Я не думала о том, что делать дальше: есть вещи, о которых на ночь лучше не думать, потому как в эти часы на мозг не стоит полагаться, обязательно подведет. В девяти случаях из десяти все, что после заката надумаешь, утром заново передумывать придется. Вот я и сидела, а потом, когда кончили передавать местные новости и опять началась развлекательная программа, я снова заснула.
И мне приснился сон. Про меня и про Веру. Только Вера была такой, какой я ее первое время знала, когда Джо еще жив был и все наши дети, и мои, и ее, все еще с нами жили и всегда под ногами путались. Во сне мы с ней посуду прибирали — она мыла, я вытирала. Только были мы не в кухне, а стояли перед печуркой в моей гостиной. И это странно казалось: Вера-то никогда у меня дома не была — ни разу за всю свою жизнь.
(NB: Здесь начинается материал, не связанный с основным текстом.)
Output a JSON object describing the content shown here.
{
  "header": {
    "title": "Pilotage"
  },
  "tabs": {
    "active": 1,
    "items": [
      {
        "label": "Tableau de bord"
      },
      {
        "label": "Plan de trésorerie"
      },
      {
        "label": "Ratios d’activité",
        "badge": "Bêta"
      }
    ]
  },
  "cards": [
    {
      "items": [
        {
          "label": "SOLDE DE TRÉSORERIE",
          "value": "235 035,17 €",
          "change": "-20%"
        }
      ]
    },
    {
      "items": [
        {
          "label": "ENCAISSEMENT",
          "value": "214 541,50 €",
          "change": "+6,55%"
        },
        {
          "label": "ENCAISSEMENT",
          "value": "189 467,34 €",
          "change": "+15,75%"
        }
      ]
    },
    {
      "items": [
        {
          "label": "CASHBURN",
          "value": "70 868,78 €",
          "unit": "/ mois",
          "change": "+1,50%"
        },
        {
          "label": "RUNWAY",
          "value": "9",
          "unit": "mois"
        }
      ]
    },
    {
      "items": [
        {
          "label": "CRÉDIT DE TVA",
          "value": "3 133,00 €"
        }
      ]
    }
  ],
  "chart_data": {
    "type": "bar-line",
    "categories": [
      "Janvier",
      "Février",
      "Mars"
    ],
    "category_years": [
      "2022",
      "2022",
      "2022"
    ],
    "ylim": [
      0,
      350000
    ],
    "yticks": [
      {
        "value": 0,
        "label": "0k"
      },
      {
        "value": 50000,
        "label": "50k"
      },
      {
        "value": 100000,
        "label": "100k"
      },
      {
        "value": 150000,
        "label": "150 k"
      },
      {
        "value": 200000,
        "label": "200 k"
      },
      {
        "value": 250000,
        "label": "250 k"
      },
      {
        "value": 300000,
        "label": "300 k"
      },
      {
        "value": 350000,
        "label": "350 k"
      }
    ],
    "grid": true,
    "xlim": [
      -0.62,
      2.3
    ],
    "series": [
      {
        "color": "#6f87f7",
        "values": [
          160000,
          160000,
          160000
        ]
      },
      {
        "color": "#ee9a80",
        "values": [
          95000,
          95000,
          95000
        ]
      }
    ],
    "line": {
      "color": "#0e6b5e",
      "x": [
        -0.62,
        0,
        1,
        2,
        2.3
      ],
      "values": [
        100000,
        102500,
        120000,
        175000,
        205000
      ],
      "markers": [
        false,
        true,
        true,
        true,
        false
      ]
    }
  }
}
А вот во сне — была. Посуду она мыла в пластмассовом тазике на печурке — не мою щербатую, а свой английский сервиз. Вымоет тарелку и мне протянет, и каждая из моей руки выскальзывает и бьется о кирпичи печурки. Вера говорит: «Будь поосторожней, Долорес. Когда что-то случается, а ты снебрежничаешь, выходит черт знает что!»
Я обещаю ей быть поосторожнее и стараюсь, но следующая тарелка опять у меня из рук вываливается, и следующая, и следующая.
«Бесполезно! — под конец сказала Вера. — Посмотри, что ты натворила!»
Я посмотрела вниз, а кирпичи усеяны не черепками, а осколочками вставной челюсти Джо и камня. «Не давайте мне больше тарелок, Вера, — говорю я и плачу. — Видно, мне их перетирать не по силам. Может, я стара стала, только я не хочу все их разбить, это я знаю!»
А она все дает мне их и дает, а я роняю их и роняю, и звук, с каким они бьются о кирпичи, становится все громче да громче, и вот это уже не дребезжание, с каким разбивается фарфор. Я вдруг поняла, что вижу сон, а звуки эти к нему не относятся. Я с таким толчком проснулась, что чуть с кресла на пол не слетела. А тут опять грохот, и тут я поняла, что это такое. Выстрел из дробовика.
Я встала и подошла к окошку. По дороге проехали два пикапа. В кузовах — люди. В первом один, а во втором вроде бы двое. И у всех в руках дробовики, и каждую пару секунд один из них пуляет в небо. Из дула огонь вырывается, а потом — бу-у-ум! По тому, как эти мужчины (я решила, что это были мужчины, но могла и ошибиться) вихлялись, и по тому, как пикапы мотало из стороны в сторону, думается, вся компания была вдрызг пьяна. Да и один пикап я узнала.
Что?
Нет, я тебе ничего не скажу, Энди, — хватит с меня своих неприятностей. И не хочу никому жизнь портить за стрельбу по пьяной лавочке. Да, может, я и пикапа толком не рассмотрела.
Ну, чуть я увидела, что они только облака дырявят, я окно открыла. Решила, что они развернутся на площадке под нашим холмом. Так и вышло. Один из них чуть не засел в грязи. Ну курам на смех!
Едут вверх по склону, сигналят, гудят, орут во всю мочь. Я ладони ко рту приложила да как закричу:
— Убирайтесь отсюда! Людям спать надо!
Один пикап рванул вбок и чуть не съехал в канаву. Значит, я их хорошо пуганула. Парень, который стоял в кузове (этот пикап мне и казалось, что я узнала, — до этой минуты), так этот парень кувырком перелетел через борт. Легкие у меня, скажу не хвастая, очень крепкие, и, когда мне надо, я гаркнуть умею.